A Computationally Efficient Method to Evaluate and Optimize Reconstruction Parameters and Data Analysis of PET Images. Y. Ma, O. Rousset, and A.C. Evans. McConnell Brain Imaging Centre, Montreal Neurological Institute, Montreal, Quebec.
Positron emission tomography allows quantitative study of the brain function by providing local concentrations of radioisotopes. These data are usually contaminated by artifacts from tomograph design and image reconstruction algorithms. Specifically, accuracy and precision of the regional measurements depend on radiotracer distribution in the brain, distortion corrections in the scanner, reconstruction parameters and regions of interest in use. In order to optimize data analysis, it is necessary to have a simulation tool to evaluate the effects of these variables on image quality.

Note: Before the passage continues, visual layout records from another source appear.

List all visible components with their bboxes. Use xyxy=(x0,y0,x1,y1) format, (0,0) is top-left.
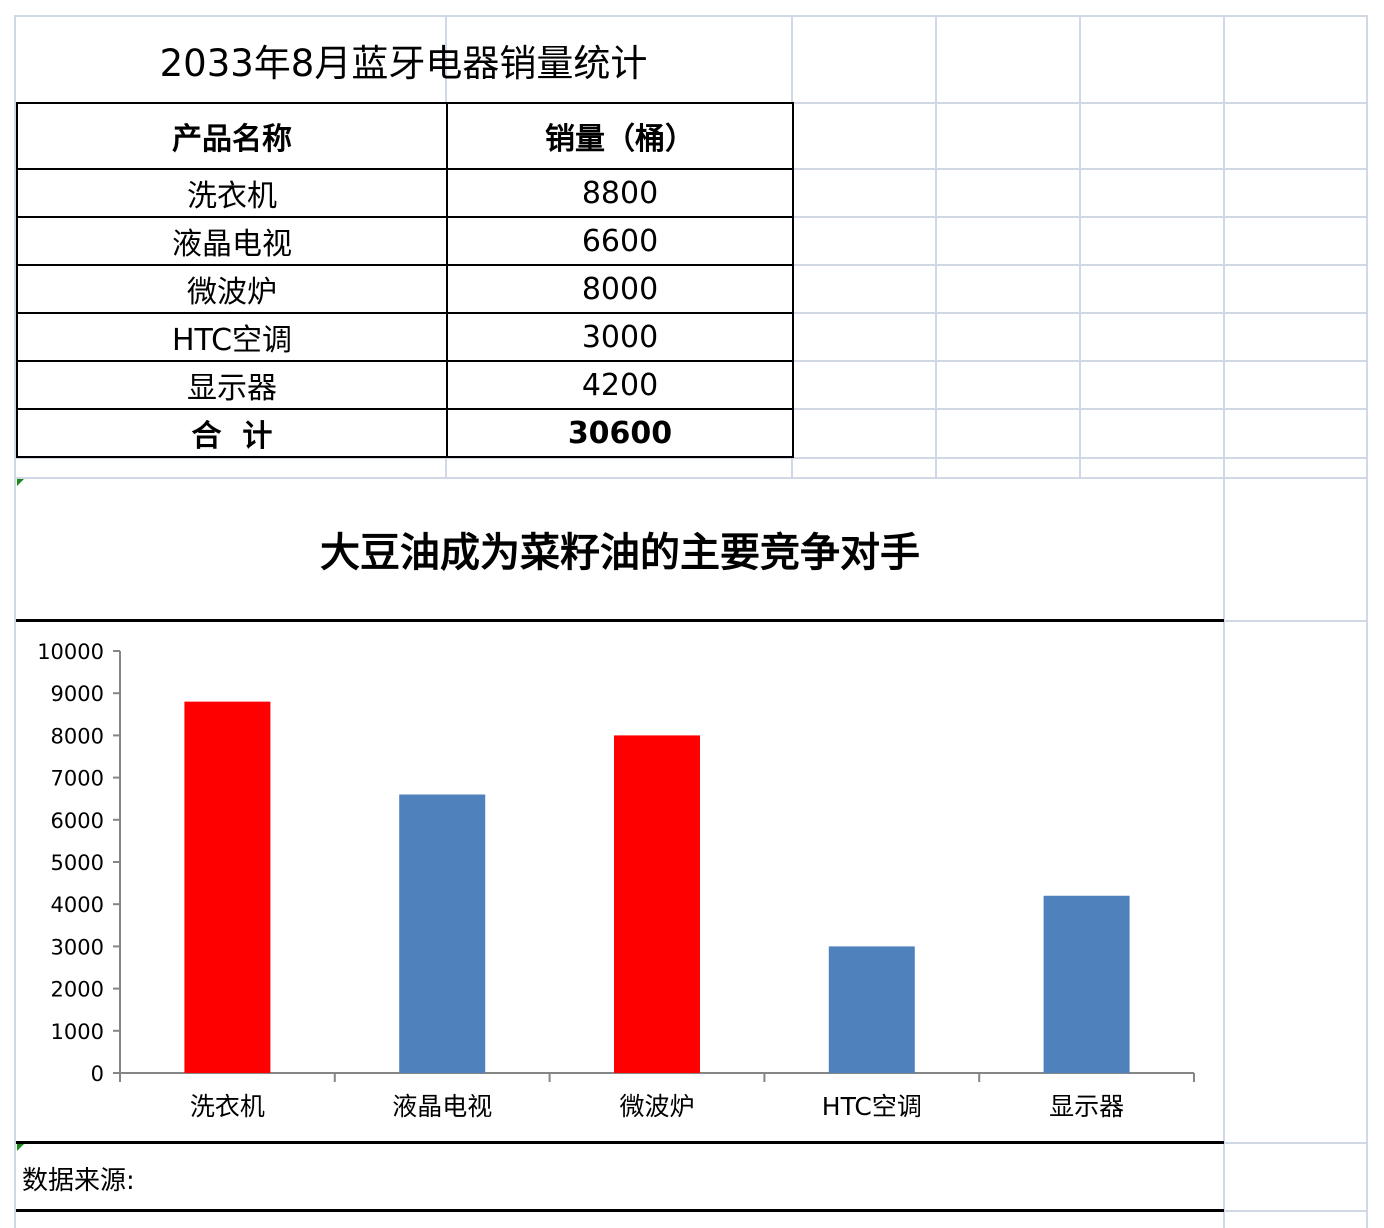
sales-table: 产品名称 销量（桶） 洗衣机 8800 液晶电视 6600 微波炉 8000 H… xyxy=(16,102,794,458)
bar-1[interactable] xyxy=(399,794,486,1073)
y-tick-label: 0 xyxy=(91,1062,104,1086)
grid-line-h xyxy=(1223,1142,1367,1144)
table-row: 微波炉 8000 xyxy=(16,264,794,314)
chart-top-border xyxy=(16,619,1224,622)
grid-line-h xyxy=(1223,620,1367,622)
grid-line-h xyxy=(791,168,1367,170)
table-row: 洗衣机 8800 xyxy=(16,168,794,218)
table-header-row: 产品名称 销量（桶） xyxy=(16,102,794,170)
table-total-row: 合 计 30600 xyxy=(16,408,794,458)
grid-line-h xyxy=(14,457,1367,459)
grid-line-v xyxy=(1079,15,1081,478)
grid-line-h xyxy=(791,264,1367,266)
bar-4[interactable] xyxy=(1043,895,1130,1073)
cell-product-name[interactable]: HTC空调 xyxy=(16,312,448,362)
y-tick-label: 6000 xyxy=(51,809,104,833)
cell-product-name[interactable]: 洗衣机 xyxy=(16,168,448,218)
y-tick-label: 1000 xyxy=(51,1020,104,1044)
x-tick-label: HTC空调 xyxy=(822,1092,922,1121)
header-sales[interactable]: 销量（桶） xyxy=(446,102,794,170)
y-tick-label: 7000 xyxy=(51,767,104,791)
y-tick-label: 3000 xyxy=(51,935,104,959)
y-tick-label: 9000 xyxy=(51,682,104,706)
y-tick-label: 4000 xyxy=(51,893,104,917)
x-tick-label: 液晶电视 xyxy=(392,1092,492,1121)
x-tick-label: 微波炉 xyxy=(619,1092,694,1121)
grid-line-h xyxy=(1223,1210,1367,1212)
cell-product-name[interactable]: 显示器 xyxy=(16,360,448,410)
grid-line-h xyxy=(791,102,1367,104)
x-tick-label: 洗衣机 xyxy=(190,1092,265,1121)
grid-line-v xyxy=(935,15,937,478)
data-source-label[interactable]: 数据来源: xyxy=(22,1166,135,1196)
grid-line-h xyxy=(14,15,1367,17)
table-row: HTC空调 3000 xyxy=(16,312,794,362)
cell-product-name[interactable]: 液晶电视 xyxy=(16,216,448,266)
sheet-bottom-border xyxy=(16,1209,1224,1212)
chart-title[interactable]: 大豆油成为菜籽油的主要竞争对手 xyxy=(320,530,920,576)
y-tick-label: 5000 xyxy=(51,851,104,875)
grid-line-v xyxy=(1366,15,1368,1228)
grid-line-h xyxy=(791,216,1367,218)
cell-total-value[interactable]: 30600 xyxy=(446,408,794,458)
header-product-name[interactable]: 产品名称 xyxy=(16,102,448,170)
grid-line-h xyxy=(791,408,1367,410)
cell-sales-value[interactable]: 8000 xyxy=(446,264,794,314)
bar-3[interactable] xyxy=(828,946,915,1073)
table-row: 显示器 4200 xyxy=(16,360,794,410)
grid-line-v xyxy=(14,15,16,1228)
sheet-title[interactable]: 2033年8月蓝牙电器销量统计 xyxy=(159,41,648,85)
chart-bottom-border xyxy=(16,1141,1224,1144)
cell-comment-marker xyxy=(17,1144,24,1151)
bar-chart[interactable]: 0 1000 2000 3000 4000 5000 6000 7000 8000 9000 100… xyxy=(16,622,1224,1142)
cell-total-label[interactable]: 合 计 xyxy=(16,408,448,458)
cell-sales-value[interactable]: 4200 xyxy=(446,360,794,410)
x-tick-label: 显示器 xyxy=(1049,1092,1124,1121)
bar-2[interactable] xyxy=(614,735,700,1073)
y-tick-label: 2000 xyxy=(51,978,104,1002)
table-row: 液晶电视 6600 xyxy=(16,216,794,266)
cell-sales-value[interactable]: 3000 xyxy=(446,312,794,362)
y-tick-label: 8000 xyxy=(51,724,104,748)
y-tick-label: 10000 xyxy=(37,640,104,664)
cell-comment-marker xyxy=(17,479,24,486)
bar-0[interactable] xyxy=(184,701,271,1073)
grid-line-h xyxy=(791,312,1367,314)
cell-product-name[interactable]: 微波炉 xyxy=(16,264,448,314)
cell-sales-value[interactable]: 6600 xyxy=(446,216,794,266)
grid-line-h xyxy=(791,360,1367,362)
grid-line-h xyxy=(14,477,1367,479)
cell-sales-value[interactable]: 8800 xyxy=(446,168,794,218)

We present a computationally efficient method to model the data acquisition and image reconstruction of a PET scanner. This method employs digital brain models created from MR data to represent 3-D distributions of tissue activity and attenuation coefficients in typical imaging protocols. Projection data are computed with measurable characteristics such as 3-D detector response, attenuation, scatter, randoms and Poisson noise. Images are then reconstructed by filtered backprojection with a set of different filters and analyzed with regions of interest of varying shapes and sizes. Validation results with anatomically realistic phantoms demonstrate that the simulation algorithms are reliable, and can be used to reveal quantitative artifacts and optimize PET neurological imaging.